Maskne: Why it Happens and How to Prevent it
As COVID-19 began to spread, wearing face masks suddenly became a common accessory to any outfit. While face masks are worn for our protection and for the protection of those around us, they unfortunately may also be the cause of your latest breakout. Maskne, or mask acne, is acne that is caused by frequent mask wearing. Other skin issues that may be caused by frequent mask wearing could include skin rashes and itchiness. I know you’re probably thinking, “I already have to deal with regular acne, now maskne?” No worries! Below are a few tips on how to prevent it.
Choose The Best Type Of Face Mask:
Face masks range from cloth masks to N95 face respirators to disposable surgical masks. While snug fitting masks in general are often best, 100 percent cotton masks are suggested by dermatologists because they allow the skin to breathe. In fact, the great thing about cotton masks is that they are washable and reusable.
You may also want to consider using face masks that minimize friction. Silk face masks are great for this, as they help prevent the irritation that may lead to breakouts.

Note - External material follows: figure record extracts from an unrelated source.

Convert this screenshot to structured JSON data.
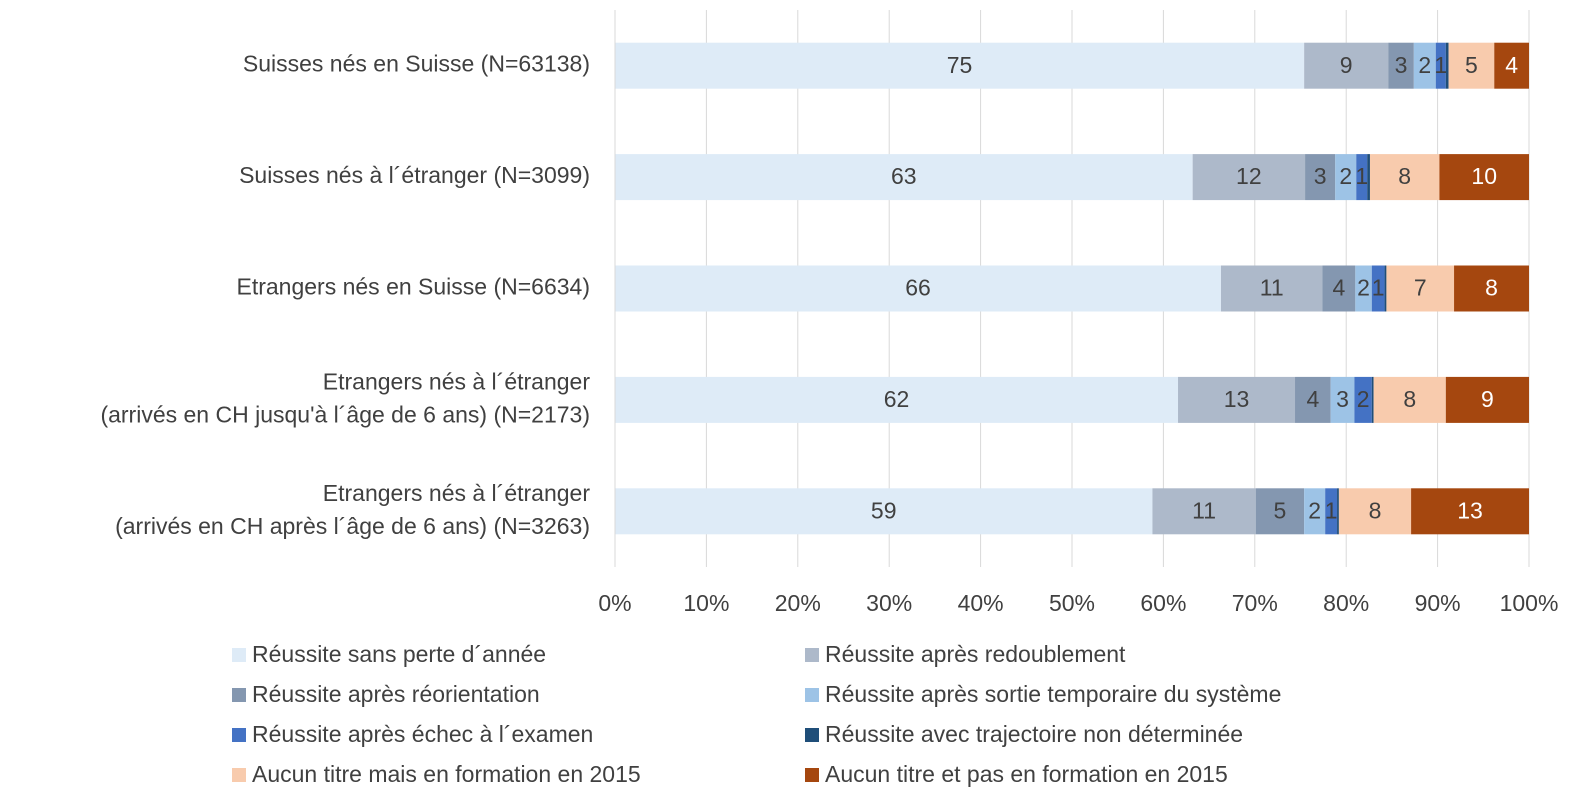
{
  "chart_data": {
    "type": "stacked-bar-horizontal",
    "categories": [
      "Suisses nés en Suisse (N=63138)",
      "Suisses nés à l´étranger (N=3099)",
      "Etrangers nés en Suisse (N=6634)",
      "Etrangers nés à l´étranger\n(arrivés en CH jusqu'à l´âge de 6 ans) (N=2173)",
      "Etrangers nés à l´étranger\n(arrivés en CH après l´âge de 6 ans) (N=3263)"
    ],
    "series": [
      {
        "name": "Réussite sans perte d´année",
        "color": "#deebf7",
        "label_color": "#404040",
        "values": [
          75.4,
          63.2,
          66.3,
          61.6,
          58.8
        ],
        "value_labels": [
          "75",
          "63",
          "66",
          "62",
          "59"
        ]
      },
      {
        "name": "Réussite après redoublement",
        "color": "#adb9ca",
        "label_color": "#404040",
        "values": [
          9.2,
          12.3,
          11.1,
          12.8,
          11.3
        ],
        "value_labels": [
          "9",
          "12",
          "11",
          "13",
          "11"
        ]
      },
      {
        "name": "Réussite après réorientation",
        "color": "#8497b0",
        "label_color": "#404040",
        "values": [
          2.8,
          3.3,
          3.6,
          3.9,
          5.3
        ],
        "value_labels": [
          "3",
          "3",
          "4",
          "4",
          "5"
        ]
      },
      {
        "name": "Réussite après sortie temporaire du système",
        "color": "#9dc3e6",
        "label_color": "#404040",
        "values": [
          2.4,
          2.3,
          1.8,
          2.6,
          2.3
        ],
        "value_labels": [
          "2",
          "2",
          "2",
          "3",
          "2"
        ]
      },
      {
        "name": "Réussite après échec à l´examen",
        "color": "#4472c4",
        "label_color": "#404040",
        "values": [
          1.1,
          1.2,
          1.4,
          1.9,
          1.3
        ],
        "value_labels": [
          "1",
          "1",
          "1",
          "2",
          "1"
        ]
      },
      {
        "name": "Réussite avec trajectoire non déterminée",
        "color": "#1f4e79",
        "label_color": "#404040",
        "values": [
          0.3,
          0.3,
          0.2,
          0.2,
          0.2
        ],
        "value_labels": [
          null,
          null,
          null,
          null,
          null
        ]
      },
      {
        "name": "Aucun titre mais en formation en 2015",
        "color": "#f8cbad",
        "label_color": "#404040",
        "values": [
          5.0,
          7.6,
          7.4,
          7.9,
          7.9
        ],
        "value_labels": [
          "5",
          "8",
          "7",
          "8",
          "8"
        ]
      },
      {
        "name": "Aucun titre et pas en formation en 2015",
        "color": "#a5470f",
        "label_color": "#ffffff",
        "values": [
          3.8,
          9.8,
          8.2,
          9.1,
          12.9
        ],
        "value_labels": [
          "4",
          "10",
          "8",
          "9",
          "13"
        ]
      }
    ],
    "xlim": [
      0,
      100
    ],
    "xticks": [
      {
        "value": 0,
        "label": "0%"
      },
      {
        "value": 10,
        "label": "10%"
      },
      {
        "value": 20,
        "label": "20%"
      },
      {
        "value": 30,
        "label": "30%"
      },
      {
        "value": 40,
        "label": "40%"
      },
      {
        "value": 50,
        "label": "50%"
      },
      {
        "value": 60,
        "label": "60%"
      },
      {
        "value": 70,
        "label": "70%"
      },
      {
        "value": 80,
        "label": "80%"
      },
      {
        "value": 90,
        "label": "90%"
      },
      {
        "value": 100,
        "label": "100%"
      }
    ],
    "grid": true,
    "legend": "bottom"
  }
}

Of course, ultimately the type of mask you wear is a health decision, and you should always listen first to your doctor’s advice.
Wash Your Reusable Mask:
Masks often collect dirt and oil which can lead to skin irritation and acne. Face masks also trap moisture which creates an environment where bacteria can thrive. To minimize maskne, it’s best to regularly wash your mask using hypoallergenic laundry detergent. According to Dr. Candrice Heath, an assistant Professor of dermatology at Temple University, “treat your mask like underwear and wash it frequently”, she explains in a NY Times article on ways to prevent maskne.
Wear Less Makeup:
We’re not saying to avoid makeup entirely, but taking a small break may be the best option for your skin. While wearing masks, it’s more likely that makeup will clog the pores because your skin may be unable to breathe. Instead, try wearing a tinted moisturizer and sunscreen, it provides light coverage while still being easier on your pores.
Wash Your Face and Apply Daytime Protection and Moisturizer:
Cleaning and moisturizing your face daily helps to remove any excess sweat, oils and bacteria. Depending on your skin sensitivity, dermatologists recommend using a gentle cleanser as it may help to heal any skin irritation. As for daytime protection and moisturizers, using a noncomedogenic product helps prevent pore blockage and skin breakouts. Daytime Protection and moisturizers can act as a protective barrier to protect the skin from irritation a face mask may cause.
Take A Break:
Taking a 15-minute break from wearing your mask every four hours is great to allow your skin to breathe. Obviously, do so in an environment where it’s safe to remove your mask, such as inside your car or in your home.
Listen to Your Skin
You may be getting used to face masks a year into the pandemic, but your skin may not be. Maskne requires you to relearn your skin’s needs. It’s important that you continue wearing your mask, but if your maskne continues, follow up with your dermatologist for further recommendations.